Against this backdrop throughout the 2000s, Russian and U.S. analysts debated whether Russia’s economic and energy relations with China would provide a longer-term alternative to Russia’s relations with Europe, and if a Russian-Chinese “authoritarian” model for economic development could eventually displace Western liberal capitalism given Russia’s and China’s impressive growth rates. The two countries’ seeming convergence on a number of political issues––such as questioning U.S. primacy in global political and financial matters, preserving the authority of the UN Security Council, institutionalizing the G20, opposing the independence of Kosovo, and resisting international efforts to impose sanctions on Iran and take harsh measures against North Korea––also encouraged speculation that improved Russian-Chinese relations could eventually translate into a “strategic partnership” that would act as a counterweight to the United States and the transatlantic alliance. Frequent cordial summits and high-level visits, and often enthusiastic Russian rhetoric about the excellent state of relations, seemed to put China at the top of Russia’s economic and strategic agenda.

The decade ahead, however, seems more challenging for Russian-Chinese relations than 2000-2010, given economic and demographic disparities between the two countries and a number of other trends tracking in China’s rather than Russia’s favor. China has recovered more quickly from the effects of the economic crisis and seen both its economic and political weight increase relative to other major regional and global powers. Russian concerns that Moscow does not have the capacity to compete economically with a rising China, and may even eventually be relegated by Beijing to the status of “junior partner” politically, have come to the surface.
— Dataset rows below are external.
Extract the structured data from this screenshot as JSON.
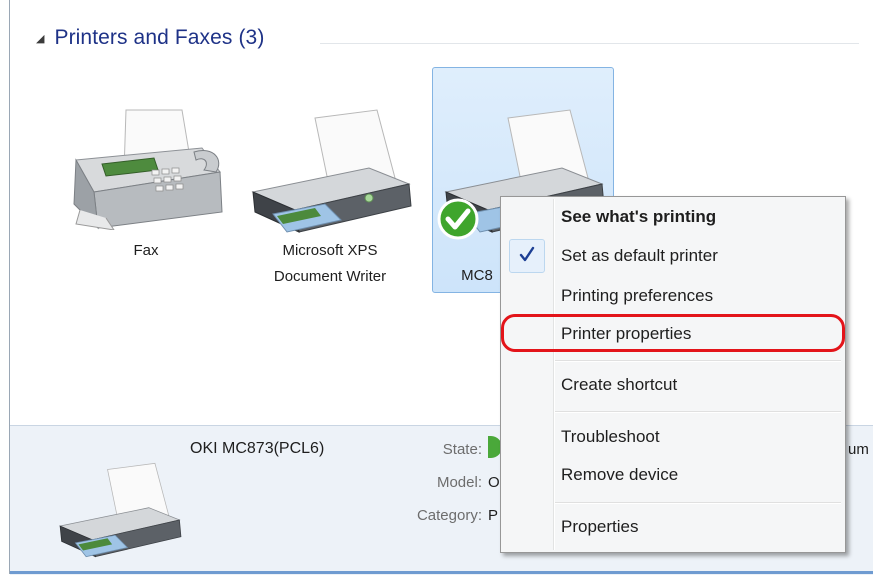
{
  "group": {
    "caret_icon": "collapse-triangle-icon",
    "title": "Printers and Faxes (3)"
  },
  "devices": [
    {
      "label": "Fax",
      "icon": "fax-machine-icon"
    },
    {
      "label_line1": "Microsoft XPS",
      "label_line2": "Document Writer",
      "icon": "printer-icon"
    },
    {
      "label": "MC8",
      "icon": "printer-icon",
      "default_badge": "default-check-badge-icon"
    }
  ],
  "context_menu": {
    "items": [
      {
        "label": "See what's printing",
        "bold": true
      },
      {
        "label": "Set as default printer",
        "checked": true
      },
      {
        "label": "Printing preferences"
      },
      {
        "label": "Printer properties",
        "highlighted": true
      },
      {
        "label": "Create shortcut"
      },
      {
        "label": "Troubleshoot"
      },
      {
        "label": "Remove device"
      },
      {
        "label": "Properties"
      }
    ],
    "highlight_color": "#e3141a"
  },
  "details": {
    "name": "OKI MC873(PCL6)",
    "state_label": "State:",
    "state_value_fragment": "um",
    "model_label": "Model:",
    "model_value_fragment": "O",
    "category_label": "Category:",
    "category_value_fragment": "P"
  },
  "colors": {
    "group_title": "#1e3287",
    "selection_border": "#84b4e3",
    "details_bg": "#edf2f8"
  }
}
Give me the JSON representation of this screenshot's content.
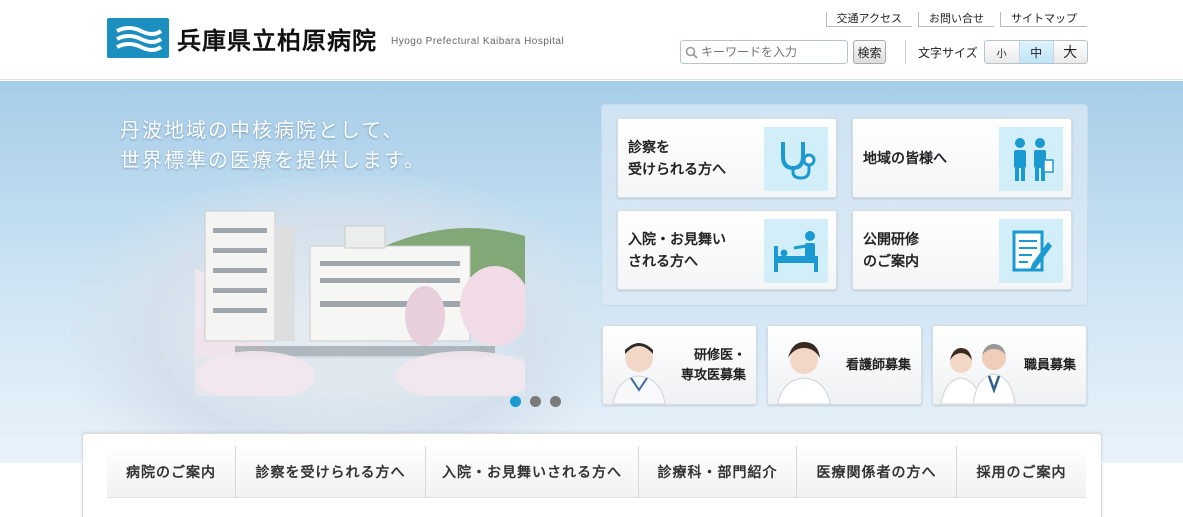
{
  "header": {
    "title": "兵庫県立柏原病院",
    "subtitle": "Hyogo Prefectural Kaibara Hospital",
    "util_links": [
      "交通アクセス",
      "お問い合せ",
      "サイトマップ"
    ],
    "search": {
      "placeholder": "キーワードを入力",
      "button_label": "検索"
    },
    "font_size": {
      "label": "文字サイズ",
      "options": [
        "小",
        "中",
        "大"
      ],
      "selected": "中"
    }
  },
  "hero": {
    "copy_line1": "丹波地域の中核病院として、",
    "copy_line2": "世界標準の医療を提供します。",
    "slides": 3,
    "active_slide": 1
  },
  "cards": [
    {
      "label": "診察を\n受けられる方へ",
      "icon": "stethoscope-icon"
    },
    {
      "label": "地域の皆様へ",
      "icon": "doctor-consult-icon"
    },
    {
      "label": "入院・お見舞い\nされる方へ",
      "icon": "hospital-bed-icon"
    },
    {
      "label": "公開研修\nのご案内",
      "icon": "document-pen-icon"
    }
  ],
  "recruit": [
    {
      "label": "研修医・\n専攻医募集"
    },
    {
      "label": "看護師募集"
    },
    {
      "label": "職員募集"
    }
  ],
  "nav": [
    "病院のご案内",
    "診察を受けられる方へ",
    "入院・お見舞いされる方へ",
    "診療科・部門紹介",
    "医療関係者の方へ",
    "採用のご案内"
  ],
  "colors": {
    "accent": "#1b8fc0",
    "hero_sky": "#a6cde8",
    "icon_bg": "#d2eef8"
  }
}
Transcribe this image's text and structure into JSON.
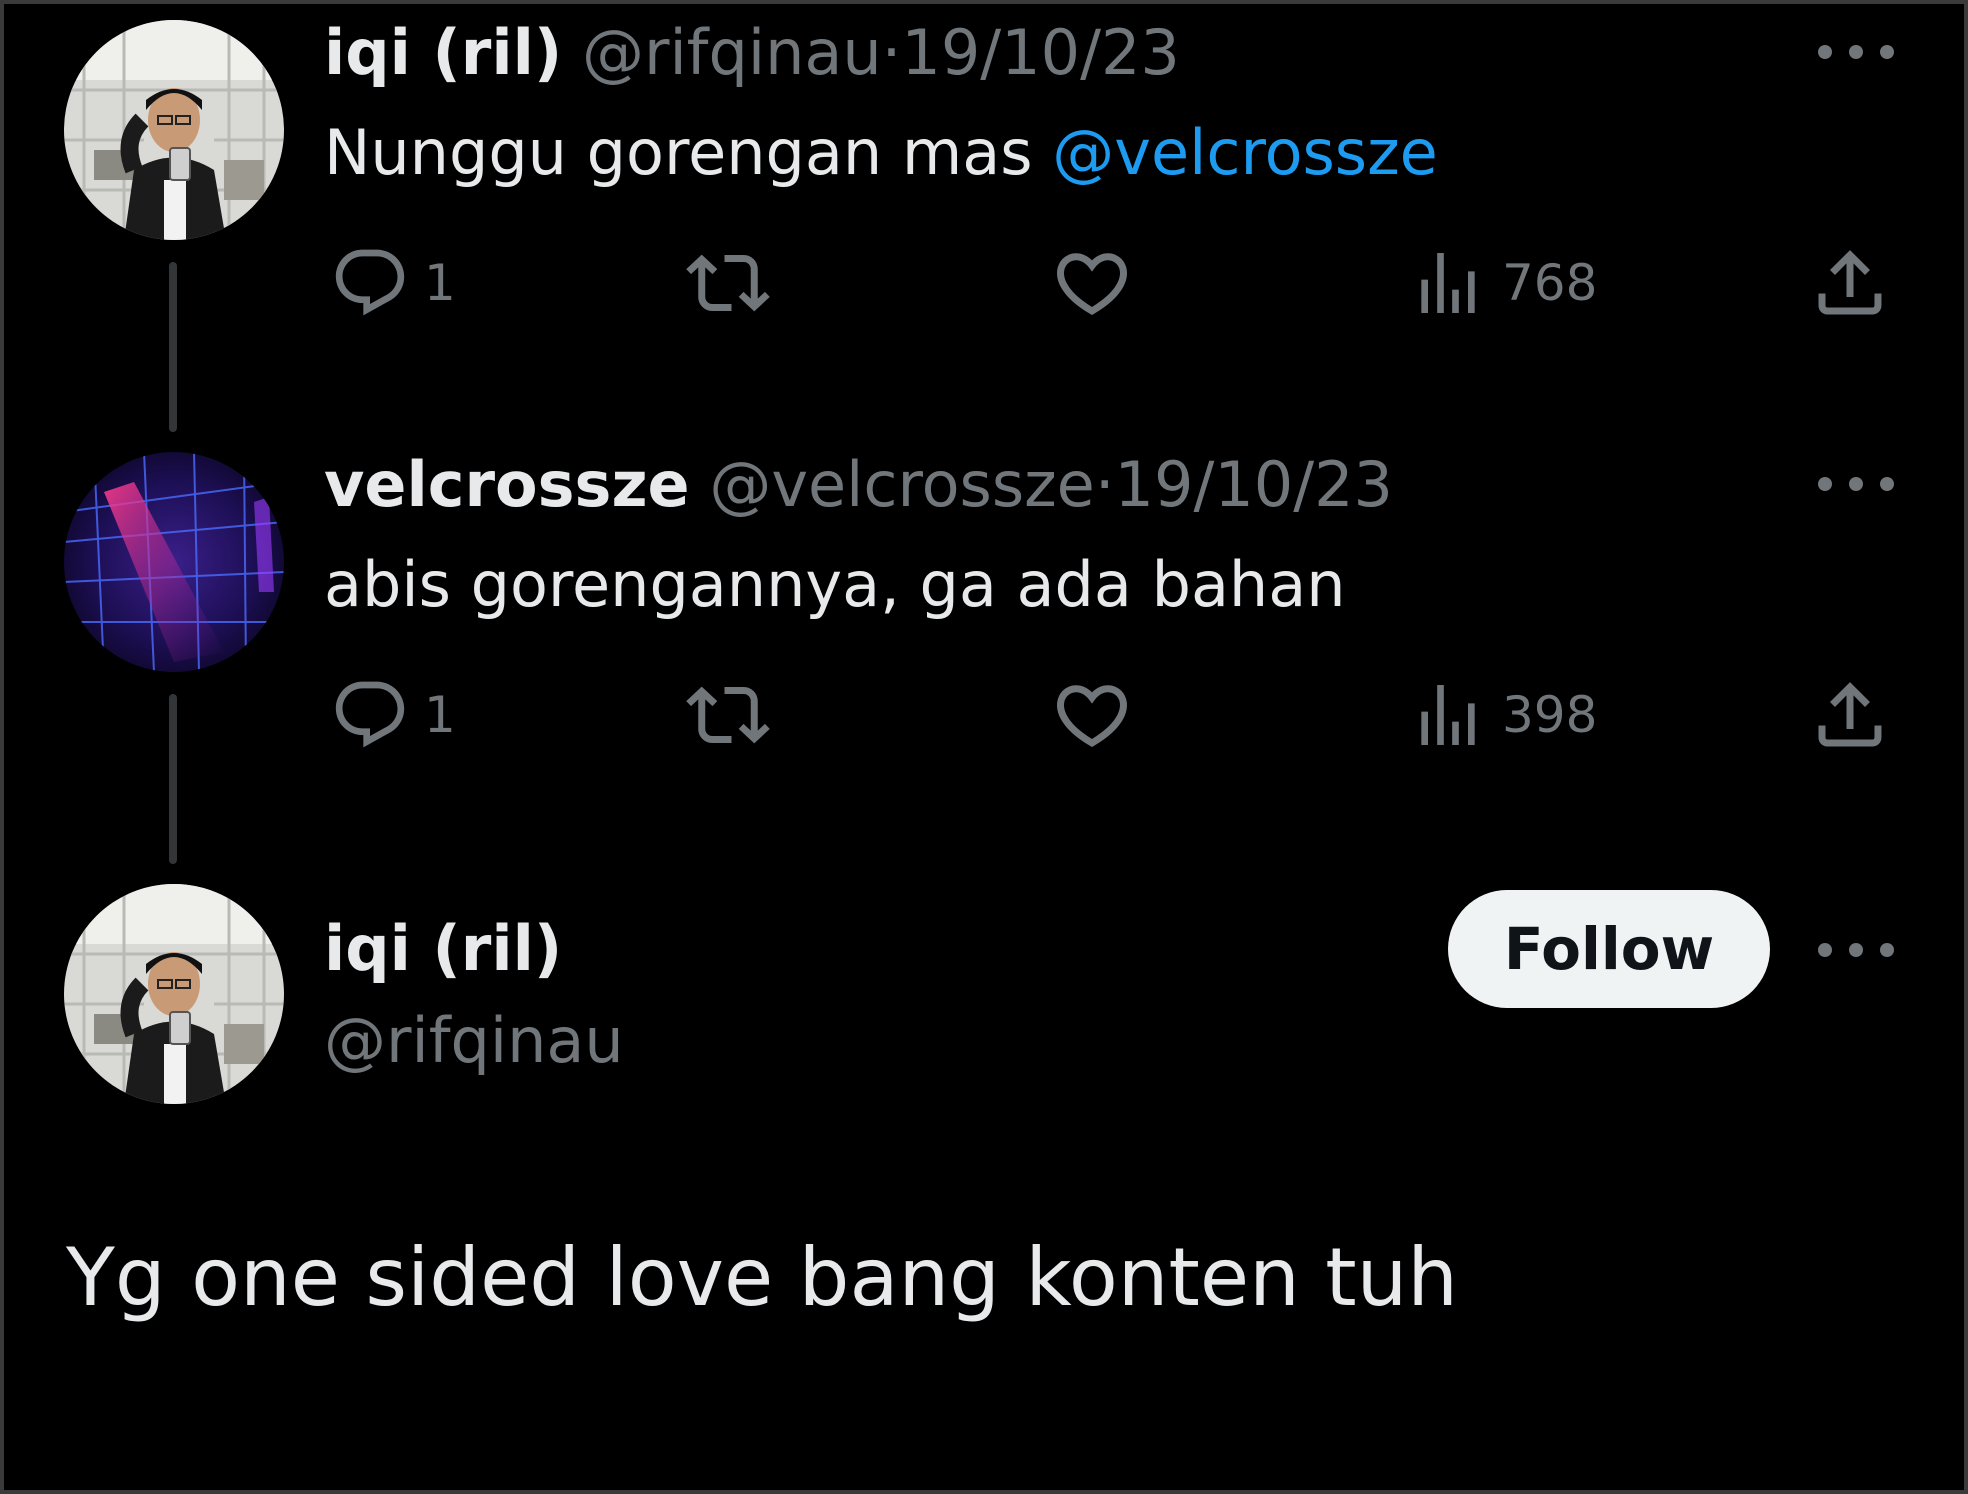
{
  "tweets": [
    {
      "name": "iqi (ril)",
      "handle": "@rifqinau",
      "separator": "·",
      "date": "19/10/23",
      "text": "Nunggu gorengan mas ",
      "mention": "@velcrossze",
      "replies": "1",
      "views": "768",
      "avatar_icon": "user-photo-avatar"
    },
    {
      "name": "velcrossze",
      "handle": "@velcrossze",
      "separator": "·",
      "date": "19/10/23",
      "text": "abis gorengannya, ga ada bahan",
      "replies": "1",
      "views": "398",
      "avatar_icon": "neon-lights-avatar"
    }
  ],
  "focused": {
    "name": "iqi (ril)",
    "handle": "@rifqinau",
    "follow_label": "Follow",
    "text": "Yg one sided love bang konten tuh"
  },
  "icons": {
    "reply": "reply-icon",
    "retweet": "retweet-icon",
    "like": "like-icon",
    "views": "views-icon",
    "share": "share-icon",
    "more": "more-icon"
  },
  "colors": {
    "background": "#000000",
    "text": "#e7e9ea",
    "muted": "#71767b",
    "mention": "#1d9bf0",
    "follow_bg": "#eff3f4"
  }
}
Bilateral energy cooperation, which has been the most visible and commented-on feature of the Russian-Chinese relationship, is likely to continue to feature a one step forward, two steps back dynamic especially given increasing competition between Moscow and Beijing over access to energy resources in the Caspian region and Central Asia. Other differences in foreign policy and security perspectives make it difficult to envision the creation of a sustainable strategic partnership. Fears of an energy-fueled Russian-Chinese alliance against U.S. interests that darkened some American analyses of the relationship in the 2000s may fade to more nuanced shades of gray in 2010-2020, as Russia and Chinese interests begin to diverge.